The word “morality” is often used with sexual connotations, but it is much broader than that. Besides sexual indiscretion and irresponsibility, immorality means self-centeredness, greed, dishonesty, disrespect, and lack of self-discipline.

It is these traits that undermine our society and our economy.

We live in a world where we measure those around us (and ourselves) by how much they own, how much they control, and how powerful or autonomous they seem to be. We pay lip service to service and we admire philanthropy and altruism, but our guiding motives seem to be self-survival and self-elevation in competition to those around us.

Our society emphasizes individual rights above family commitments and group responsibility.

Economics is more a system of measurement and numerical results than it is an explanation of root cause. We get into economic difficulty not so much because we don't follow the right economic formulas as because we don't follow the right moral principles.

Families

As one who has been writing and speaking and thinking about families and parenting and child rearing for decades, I often get accused of oversimplifying everything and cramming it into the box that says “everything starts and ends with families.”

“To someone with a hammer in his hand,” the old saying goes, “everything looks like a nail.”

But I do believe that the whole Bermuda triangle of cause, and all three of its economic, demographic and moral corners rests firmly on the decline of families.

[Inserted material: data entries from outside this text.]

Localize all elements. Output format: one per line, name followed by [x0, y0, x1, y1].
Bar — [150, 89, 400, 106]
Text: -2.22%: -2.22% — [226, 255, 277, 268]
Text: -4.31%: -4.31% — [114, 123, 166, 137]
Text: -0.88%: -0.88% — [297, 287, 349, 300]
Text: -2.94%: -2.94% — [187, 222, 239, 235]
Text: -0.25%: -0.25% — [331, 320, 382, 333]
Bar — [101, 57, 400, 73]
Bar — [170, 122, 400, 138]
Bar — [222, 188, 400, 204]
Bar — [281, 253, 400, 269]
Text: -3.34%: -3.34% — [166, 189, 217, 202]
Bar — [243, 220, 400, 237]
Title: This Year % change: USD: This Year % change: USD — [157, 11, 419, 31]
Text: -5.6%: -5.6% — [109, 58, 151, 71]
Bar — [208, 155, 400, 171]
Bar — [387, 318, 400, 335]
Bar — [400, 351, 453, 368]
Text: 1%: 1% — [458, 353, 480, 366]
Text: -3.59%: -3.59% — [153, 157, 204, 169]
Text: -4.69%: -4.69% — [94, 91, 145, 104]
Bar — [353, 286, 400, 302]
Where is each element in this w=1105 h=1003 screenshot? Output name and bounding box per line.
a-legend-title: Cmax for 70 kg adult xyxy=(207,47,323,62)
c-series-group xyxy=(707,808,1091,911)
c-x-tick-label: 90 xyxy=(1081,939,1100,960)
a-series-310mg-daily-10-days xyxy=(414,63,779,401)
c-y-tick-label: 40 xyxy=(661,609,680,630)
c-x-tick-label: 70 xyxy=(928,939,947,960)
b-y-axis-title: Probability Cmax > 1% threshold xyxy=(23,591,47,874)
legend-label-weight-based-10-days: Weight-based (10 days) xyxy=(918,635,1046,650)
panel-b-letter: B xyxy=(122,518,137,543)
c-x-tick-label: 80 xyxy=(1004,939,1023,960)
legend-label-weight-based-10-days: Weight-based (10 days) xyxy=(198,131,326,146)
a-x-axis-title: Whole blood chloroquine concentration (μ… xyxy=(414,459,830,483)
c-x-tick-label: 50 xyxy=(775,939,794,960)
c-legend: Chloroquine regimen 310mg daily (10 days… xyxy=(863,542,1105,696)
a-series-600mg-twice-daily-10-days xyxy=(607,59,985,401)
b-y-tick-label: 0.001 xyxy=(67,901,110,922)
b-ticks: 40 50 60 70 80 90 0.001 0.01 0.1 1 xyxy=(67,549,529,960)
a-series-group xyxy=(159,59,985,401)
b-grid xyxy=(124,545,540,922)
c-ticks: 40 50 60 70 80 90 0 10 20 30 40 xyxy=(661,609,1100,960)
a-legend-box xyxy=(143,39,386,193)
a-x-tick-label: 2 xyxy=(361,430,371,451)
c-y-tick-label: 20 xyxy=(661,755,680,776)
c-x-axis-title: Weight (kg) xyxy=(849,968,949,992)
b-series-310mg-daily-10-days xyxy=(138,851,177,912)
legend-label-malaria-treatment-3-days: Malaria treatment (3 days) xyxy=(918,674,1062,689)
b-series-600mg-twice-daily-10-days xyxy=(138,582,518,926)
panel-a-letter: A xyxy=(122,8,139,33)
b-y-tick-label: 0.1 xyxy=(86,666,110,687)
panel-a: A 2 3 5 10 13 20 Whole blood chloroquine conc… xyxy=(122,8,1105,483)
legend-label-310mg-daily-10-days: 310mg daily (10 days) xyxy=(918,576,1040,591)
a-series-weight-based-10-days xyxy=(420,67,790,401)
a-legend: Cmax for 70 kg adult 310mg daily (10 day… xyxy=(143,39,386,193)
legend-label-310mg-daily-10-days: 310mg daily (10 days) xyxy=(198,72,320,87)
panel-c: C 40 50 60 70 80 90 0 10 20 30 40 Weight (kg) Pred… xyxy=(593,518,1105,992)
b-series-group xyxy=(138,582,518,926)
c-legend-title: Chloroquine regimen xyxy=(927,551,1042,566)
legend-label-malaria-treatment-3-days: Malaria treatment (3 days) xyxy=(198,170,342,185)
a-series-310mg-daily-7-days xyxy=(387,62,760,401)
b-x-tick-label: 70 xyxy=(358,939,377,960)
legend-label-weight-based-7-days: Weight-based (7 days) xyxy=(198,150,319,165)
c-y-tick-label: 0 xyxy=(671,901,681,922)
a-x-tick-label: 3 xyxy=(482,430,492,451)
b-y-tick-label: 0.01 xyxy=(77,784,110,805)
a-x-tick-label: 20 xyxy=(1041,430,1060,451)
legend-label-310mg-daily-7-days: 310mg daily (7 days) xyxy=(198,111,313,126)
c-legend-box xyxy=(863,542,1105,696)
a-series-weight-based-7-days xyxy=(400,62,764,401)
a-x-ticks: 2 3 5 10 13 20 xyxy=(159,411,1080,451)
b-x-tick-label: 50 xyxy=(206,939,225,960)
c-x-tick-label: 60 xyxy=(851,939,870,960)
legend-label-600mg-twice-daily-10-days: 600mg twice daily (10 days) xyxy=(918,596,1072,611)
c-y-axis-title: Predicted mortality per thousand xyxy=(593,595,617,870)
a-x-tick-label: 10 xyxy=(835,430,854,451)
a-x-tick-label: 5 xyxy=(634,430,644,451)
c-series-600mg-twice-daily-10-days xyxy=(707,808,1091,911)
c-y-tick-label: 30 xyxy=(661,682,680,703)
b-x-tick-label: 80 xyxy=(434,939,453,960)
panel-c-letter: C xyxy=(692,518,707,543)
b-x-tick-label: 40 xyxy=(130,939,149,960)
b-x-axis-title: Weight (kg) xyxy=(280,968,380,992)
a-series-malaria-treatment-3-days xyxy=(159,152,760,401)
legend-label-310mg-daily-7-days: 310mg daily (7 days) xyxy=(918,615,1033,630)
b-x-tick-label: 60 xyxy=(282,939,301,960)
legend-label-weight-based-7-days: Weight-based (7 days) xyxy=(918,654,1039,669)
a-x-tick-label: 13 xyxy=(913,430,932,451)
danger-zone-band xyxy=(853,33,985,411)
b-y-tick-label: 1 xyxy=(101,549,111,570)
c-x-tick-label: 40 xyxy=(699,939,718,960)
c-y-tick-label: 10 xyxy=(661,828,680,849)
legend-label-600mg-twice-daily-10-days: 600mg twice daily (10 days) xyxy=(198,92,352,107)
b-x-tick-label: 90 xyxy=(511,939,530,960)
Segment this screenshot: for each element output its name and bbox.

When families fail to teach correct principles and morals, that omission constitutes a cause which erupts in disastrous economic and societal effects. When families have the illness of irresponsibility, it produces wide spread economic symptoms. When families fail in their stewardships of the welfare and justice of their children, those stewardships leak out into the welfare and justice systems of the broader society where they become impossibly expensive and expensively impossible to deal with. And when couples decide not to have children at all, the resulting demographics lead to the inevitable destruction of the future of any economy.

People everywhere are fond of saying “The family is the basic unit of society.”

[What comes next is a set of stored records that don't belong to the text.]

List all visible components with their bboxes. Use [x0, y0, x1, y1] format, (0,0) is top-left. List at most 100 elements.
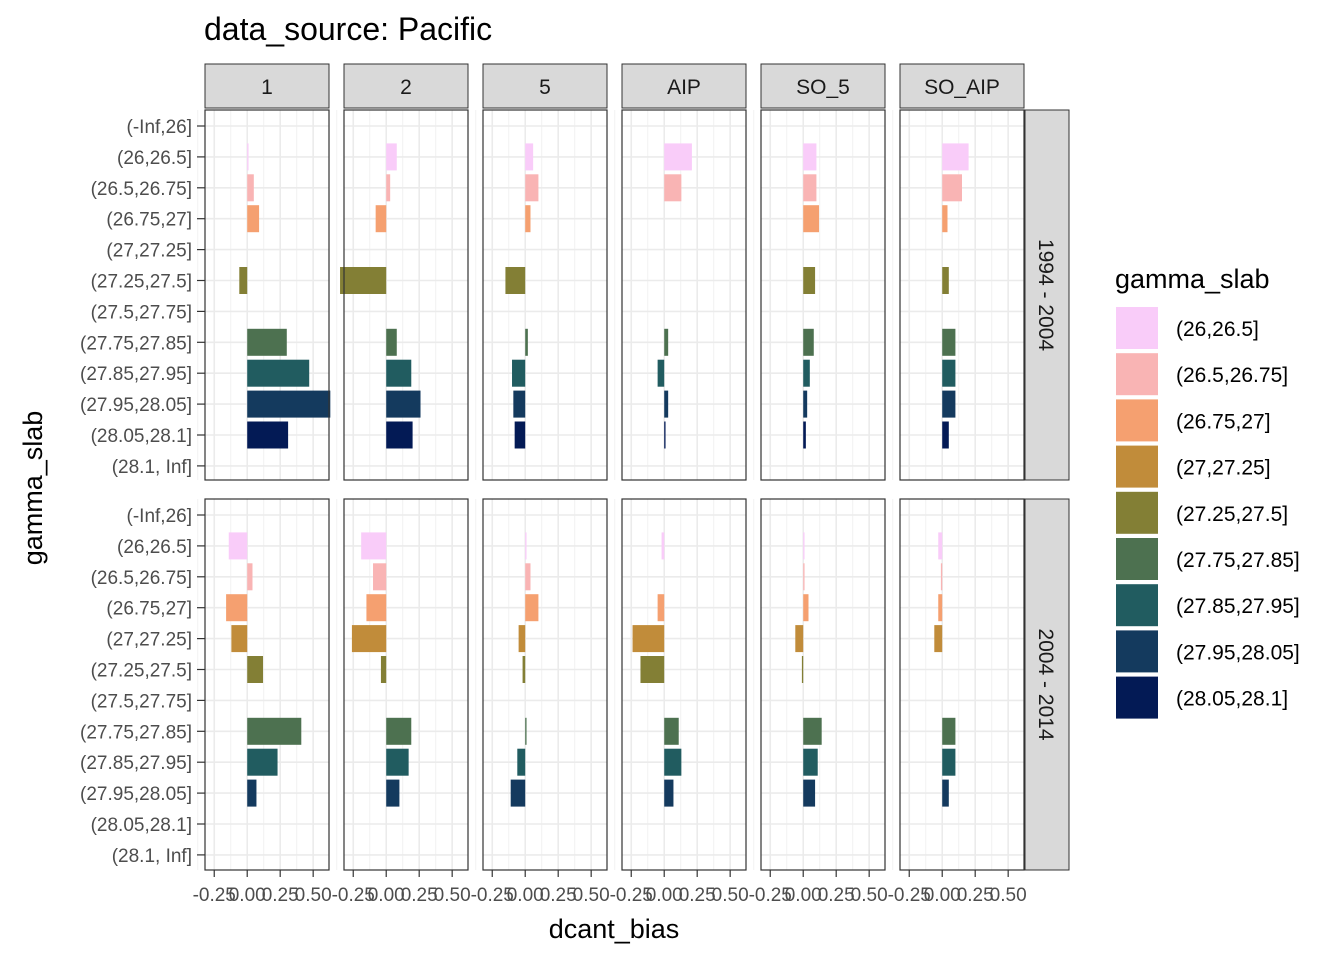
bar: [386, 748, 409, 776]
panel-background: [761, 110, 885, 480]
facet-panels: 1 2 5 AIP SO_5 SO_AIP 1994 - 2004 2004 - 2014 (-…: [80, 63, 1070, 906]
panel-background: [344, 499, 468, 870]
x-tick-label: 0.50: [851, 885, 888, 906]
row-strip-label: 2004 - 2014: [1034, 628, 1057, 740]
bar: [938, 532, 943, 560]
bar: [803, 143, 817, 171]
bar: [801, 656, 804, 683]
bar: [522, 656, 526, 683]
bar: [228, 532, 248, 560]
row-strip: [1024, 498, 1070, 871]
bar: [247, 563, 253, 591]
legend-key: [1116, 676, 1158, 719]
y-tick-label: (28.1, Inf]: [112, 846, 192, 867]
panel-background: [622, 499, 746, 870]
bar: [795, 625, 804, 653]
legend-key: [1116, 353, 1158, 396]
bar: [525, 174, 539, 202]
legend-key: [1116, 538, 1158, 580]
x-tick-label: -0.25: [193, 885, 236, 906]
bar: [525, 143, 534, 171]
panel-border: [343, 109, 469, 481]
bar: [803, 563, 805, 591]
bar: [525, 717, 527, 745]
bar: [513, 390, 526, 418]
bar: [942, 359, 956, 387]
bar: [247, 143, 249, 171]
bar: [664, 174, 682, 202]
bar: [942, 174, 962, 202]
bar: [803, 205, 820, 233]
bar: [512, 359, 526, 387]
chart-title: data_source: Pacific: [204, 11, 492, 47]
column-strip: [204, 63, 330, 109]
panel-background: [900, 499, 1024, 870]
bar: [239, 267, 248, 294]
legend-key: [1116, 307, 1158, 349]
bar: [942, 328, 956, 356]
x-tick-label: 0.25: [679, 885, 716, 906]
panel-border: [899, 109, 1025, 481]
bar: [940, 563, 943, 591]
bar: [942, 717, 956, 745]
panel-background: [900, 110, 1024, 480]
bar: [514, 421, 526, 449]
x-tick-label: 0.00: [368, 885, 405, 906]
x-tick-label: 0.00: [229, 885, 266, 906]
legend-title: gamma_slab: [1115, 264, 1270, 294]
bar: [657, 359, 665, 387]
legend-label: (27.75,27.85]: [1176, 549, 1300, 572]
y-tick-label: (26.75,27]: [106, 599, 192, 620]
bar: [510, 779, 526, 807]
bar: [803, 421, 806, 449]
y-tick-label: (27.25,27.5]: [91, 272, 192, 293]
bar: [247, 717, 302, 745]
y-tick-label: (26,26.5]: [117, 148, 192, 169]
bar: [247, 359, 310, 387]
bar: [803, 390, 808, 418]
panel-border: [760, 109, 886, 481]
y-tick-label: (27,27.25]: [106, 241, 192, 262]
bar: [226, 594, 248, 622]
bar: [525, 532, 527, 560]
facet-panel: [475, 109, 608, 481]
bar: [373, 563, 387, 591]
facet-panel: [197, 498, 330, 871]
bar: [386, 143, 397, 171]
facet-panel: [892, 109, 1025, 481]
panel-border: [621, 109, 747, 481]
bar: [664, 143, 692, 171]
panel-border: [621, 498, 747, 871]
x-tick-label: 0.50: [434, 885, 471, 906]
x-tick-label: 0.25: [540, 885, 577, 906]
bar: [340, 267, 387, 294]
bar: [803, 779, 816, 807]
facet-panel: [753, 109, 886, 481]
bar: [938, 594, 943, 622]
y-tick-label: (-Inf,26]: [127, 117, 192, 138]
y-tick-label: (27.25,27.5]: [91, 661, 192, 682]
bar: [664, 328, 669, 356]
bar: [640, 656, 665, 683]
bar: [942, 390, 956, 418]
bar: [664, 748, 682, 776]
bar: [661, 532, 665, 560]
bar: [934, 625, 943, 653]
x-tick-label: 0.25: [818, 885, 855, 906]
facet-panel: [892, 498, 1025, 871]
bar: [525, 328, 528, 356]
y-tick-label: (26.75,27]: [106, 210, 192, 231]
y-tick-label: (-Inf,26]: [127, 506, 192, 527]
bar: [942, 205, 948, 233]
x-tick-label: -0.25: [332, 885, 375, 906]
column-strip: [899, 63, 1025, 109]
panel-border: [899, 498, 1025, 871]
bar: [386, 174, 391, 202]
panel-background: [483, 499, 607, 870]
column-strip-label: SO_AIP: [924, 76, 1000, 99]
y-tick-label: (28.05,28.1]: [91, 815, 192, 836]
panel-border: [760, 498, 886, 871]
y-tick-label: (27.5,27.75]: [91, 691, 192, 712]
facet-panel: [336, 109, 469, 481]
panel-background: [205, 110, 329, 480]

What we have to realize is that the family is also the basic unit of our economy, of our morality, and of our demographics.

Note: For additional information on Richard Eyre's thoughts on the deception and lack of discipline in our society and personal lives go to www.thethreedeceivers.com and to www.drbridell.com. Both are now meridian books, available on line to Meridian readers. Click here to order.

flickr photos

1 comments:

Loida of the 2L3B's said...

Dearest Bonnie,
If America is having a hard time about its economy, what more with the developing nations like ours? What you had posted are some sort of fine tuning, I just wonder if there's a chance for things to get better. I don't feel hopeless. I just felt sad because somehow majority of people tend to change for the best and do better to keep up yet being pulled down by those who don't. Thanks for sharing your thoughts.